Now that we have the beginnings of a protocol for declaring our dependencies in both directions, we can start thinking about other kinds of behaviour we’d like to mix in, like decorating individual methods with before or after advice, e.g. updateLastModified after setColourRGB.

If we whole-heartedly embrace object composition, we can even go from composing objects with classes to composing classes with each other: This would allow us to write constructors for our composed objects.


the finish line

so where do we finish?

Let’s step back and look at what we have: We have a way to make something that looks a lot like functional mixin, but behind the scenes it implements object composition. Unlike a mixin, we get explicit dependencies. This adds some declarations to our code, but we win in the long run by having code that is easier to trace when we need to work out what is going on or how to refactor something that has grown.

// create an object composition function.
// this object depends upon the class defining
// a `title` method:
const Coloured = ObjectComposer('title')({
  // ...
});

// compose `Coloured` with `Todo`, including the
// `setColouredRGB` method and the `colouredTitle`
// method, renamed `htmlTitle`:
const Todo = Coloured('setColourRGB', 'colouredTitle as htmlTitle')(class {
  // ...
});

Our example implementation is dense but small, showing us that JavaScript can be powerful when we choose to put it to work. And now we have the tools to tame growing dependencies, implicit dependencies, and name clashes.

And that’s enough for us to make sensible decisions about whether to use mixins now and refactor in the future, stick with mixins, or go for composition right off the bat.


the composition

afterword: “prefer composition to inheritance”

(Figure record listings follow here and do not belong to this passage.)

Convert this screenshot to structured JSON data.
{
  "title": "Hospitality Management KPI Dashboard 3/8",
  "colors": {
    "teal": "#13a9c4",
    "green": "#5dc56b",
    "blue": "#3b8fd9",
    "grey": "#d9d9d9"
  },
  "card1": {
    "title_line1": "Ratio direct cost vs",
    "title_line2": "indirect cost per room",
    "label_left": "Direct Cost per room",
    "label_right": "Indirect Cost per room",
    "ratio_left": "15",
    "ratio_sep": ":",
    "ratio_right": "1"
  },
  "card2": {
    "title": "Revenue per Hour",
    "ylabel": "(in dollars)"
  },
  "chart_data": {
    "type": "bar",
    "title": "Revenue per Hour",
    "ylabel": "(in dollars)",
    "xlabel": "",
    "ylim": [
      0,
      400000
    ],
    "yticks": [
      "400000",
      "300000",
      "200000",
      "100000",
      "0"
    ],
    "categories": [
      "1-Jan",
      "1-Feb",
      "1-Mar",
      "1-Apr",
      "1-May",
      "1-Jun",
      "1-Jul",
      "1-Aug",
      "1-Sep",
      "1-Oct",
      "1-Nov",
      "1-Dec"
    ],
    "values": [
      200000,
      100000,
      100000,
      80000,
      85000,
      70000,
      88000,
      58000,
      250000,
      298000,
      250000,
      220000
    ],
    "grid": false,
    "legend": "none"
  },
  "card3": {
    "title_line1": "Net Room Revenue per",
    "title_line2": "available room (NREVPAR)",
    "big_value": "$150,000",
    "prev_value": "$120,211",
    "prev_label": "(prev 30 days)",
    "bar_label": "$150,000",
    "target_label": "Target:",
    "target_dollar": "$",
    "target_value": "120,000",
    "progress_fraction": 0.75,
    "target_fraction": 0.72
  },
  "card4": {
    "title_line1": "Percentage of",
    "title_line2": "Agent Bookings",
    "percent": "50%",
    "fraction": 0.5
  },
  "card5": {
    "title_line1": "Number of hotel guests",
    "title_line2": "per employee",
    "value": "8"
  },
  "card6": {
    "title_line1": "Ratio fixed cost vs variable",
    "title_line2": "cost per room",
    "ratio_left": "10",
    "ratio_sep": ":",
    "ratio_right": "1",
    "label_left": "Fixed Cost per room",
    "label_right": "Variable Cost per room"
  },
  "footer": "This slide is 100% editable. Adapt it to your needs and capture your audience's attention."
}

The problems outlined with mixins are the same as the problems we have discovered with inheritance over the last 30+ years. Subclasses have implicit dependencies on their superclasses. This makes superclasses extremely fragile: One little change could break code in a subclass that is in an entirely different file, what we call “action at a distance,” or its more pejorative term, “coupling.” Likewise, naming conflicts can easily occur between subclasses and superclasses.

The root cause is the lack of encapsulation in the relationship between subclasses and superclasses. This is the exact same problem between classes and mixins: The lack of encapsulation.

In OOP, the unit of encapsulation is the object. An object has a defined interface of public methods, and behind this public interface, it has methods and properties that implement its interface. Other objects are supposed to interact only with the public methods.

For this reason, the mature OOP community has migrated away from “inheritance” as the primary way to share behaviour, towards object composition and delegation. The revelations we are having about mixins are a sign that as the JavaScript community matures, it will inevitably rediscover what OOP languages already know.


have your say

Have an observation? Spot an error? You can open an issue, discuss this on reddit, or even edit this post yourself!


notes

  1. We can also extend this function to report if we are accidentally overwriting an existing method. Whether we wish to do so is an interesting discussion we will not have here. Some feel that permitting overriding is excellent OOP practise, others dissent. A very good practise is to only permit it when signalling that you intend to do so, e.g. to write 'override setColourRGB'. We will leave those details for another day. 

  2. As already noted, we can also add lots of error checking, like noting when a dependency doesn’t exist. The Coloured function should raise an error if it depends on title but is being mixed into a class that doesn’t have a title method.